Deutsche Bank buys out tycoon's debt

Deutsche Bank may have turned the tables on former media tycoon Leo Kirch and his $2 billion lawsuit against the financial institution.

The bank has purchased the outstanding debt owed to creditors of Kirch’s umbrella company Taurus Holding, which encompassed the assets of the Kirch media empire, including former subsidiaries ProSiebenSat1 and Premiere, as well as its stake in the Axel Springer publishing group.

Deutsche Bank has said it is supporting the group’s insolvency administrator, both financially and with information.

According to German news reports, Deutsche Bank bought the outstanding debt for some E9 million ($12.2 million). The move not only makes Deutsche Bank Kirch’s main creditor, it also gives it a seat in the creditor committee overseeing the Kirch insolvency and, most importantly, access to information pertaining to the bankruptcy of Taurus Holding’s core divisions.

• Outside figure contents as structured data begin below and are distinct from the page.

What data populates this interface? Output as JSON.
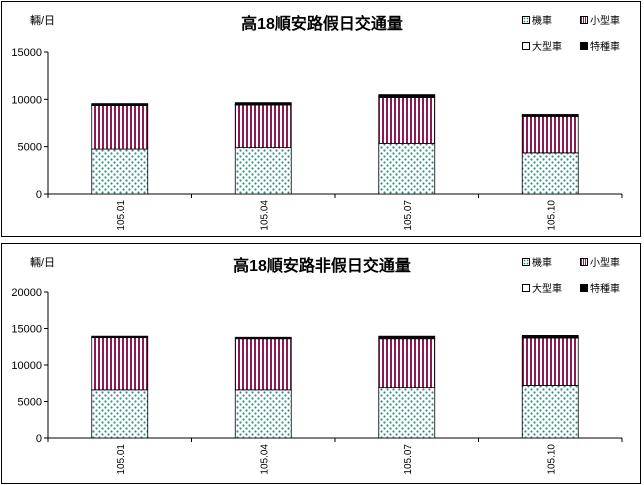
{
  "chart_data": [
    {
      "type": "bar",
      "stacked": true,
      "title": "高18順安路假日交通量",
      "ylabel": "輛/日",
      "categories": [
        "105.01",
        "105.04",
        "105.07",
        "105.10"
      ],
      "ylim": [
        0,
        15000
      ],
      "yticks": [
        "0",
        "5000",
        "10000",
        "15000"
      ],
      "series": [
        {
          "name": "機車",
          "values": [
            4750,
            4900,
            5350,
            4350
          ]
        },
        {
          "name": "小型車",
          "values": [
            4600,
            4500,
            4850,
            3850
          ]
        },
        {
          "name": "大型車",
          "values": [
            50,
            50,
            50,
            50
          ]
        },
        {
          "name": "特種車",
          "values": [
            150,
            200,
            250,
            150
          ]
        }
      ],
      "legend_position": "top-right",
      "grid": false
    },
    {
      "type": "bar",
      "stacked": true,
      "title": "高18順安路非假日交通量",
      "ylabel": "輛/日",
      "categories": [
        "105.01",
        "105.04",
        "105.07",
        "105.10"
      ],
      "ylim": [
        0,
        20000
      ],
      "yticks": [
        "0",
        "5000",
        "10000",
        "15000",
        "20000"
      ],
      "series": [
        {
          "name": "機車",
          "values": [
            6600,
            6600,
            6900,
            7200
          ]
        },
        {
          "name": "小型車",
          "values": [
            7150,
            7000,
            6700,
            6500
          ]
        },
        {
          "name": "大型車",
          "values": [
            50,
            50,
            50,
            50
          ]
        },
        {
          "name": "特種車",
          "values": [
            150,
            150,
            300,
            300
          ]
        }
      ],
      "legend_position": "top-right",
      "grid": false
    }
  ]
}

Details regarding Kirch’s financial state shortly before the bankruptcy of Kirch Media, the group’s main TV division, in April 2002 could be vital evidence for Deutsche Bank’s defense against Kirch’s lawsuit.

Kirch is seeking $2.1 billion in damages from Deutsche Bank because he blames its former topper, Rolf Breuer, for his company’s collapse.

Last year, Germany’s highest court ruled that Deutsche Bank and Breuer were indeed partially responsible for Kirch’s troubles and were liable for damages. The court said Breuer violated client confidentiality in a February 2002 interview in which he cast doubt on Kirch’s credit worthiness while his company was struggling under a mountain of debt.

Kirch argues that Breuer’s comments caused lenders to refuse him further credit, leading to the insolvency of Kirch Media, the first of several subsidiaries to go under.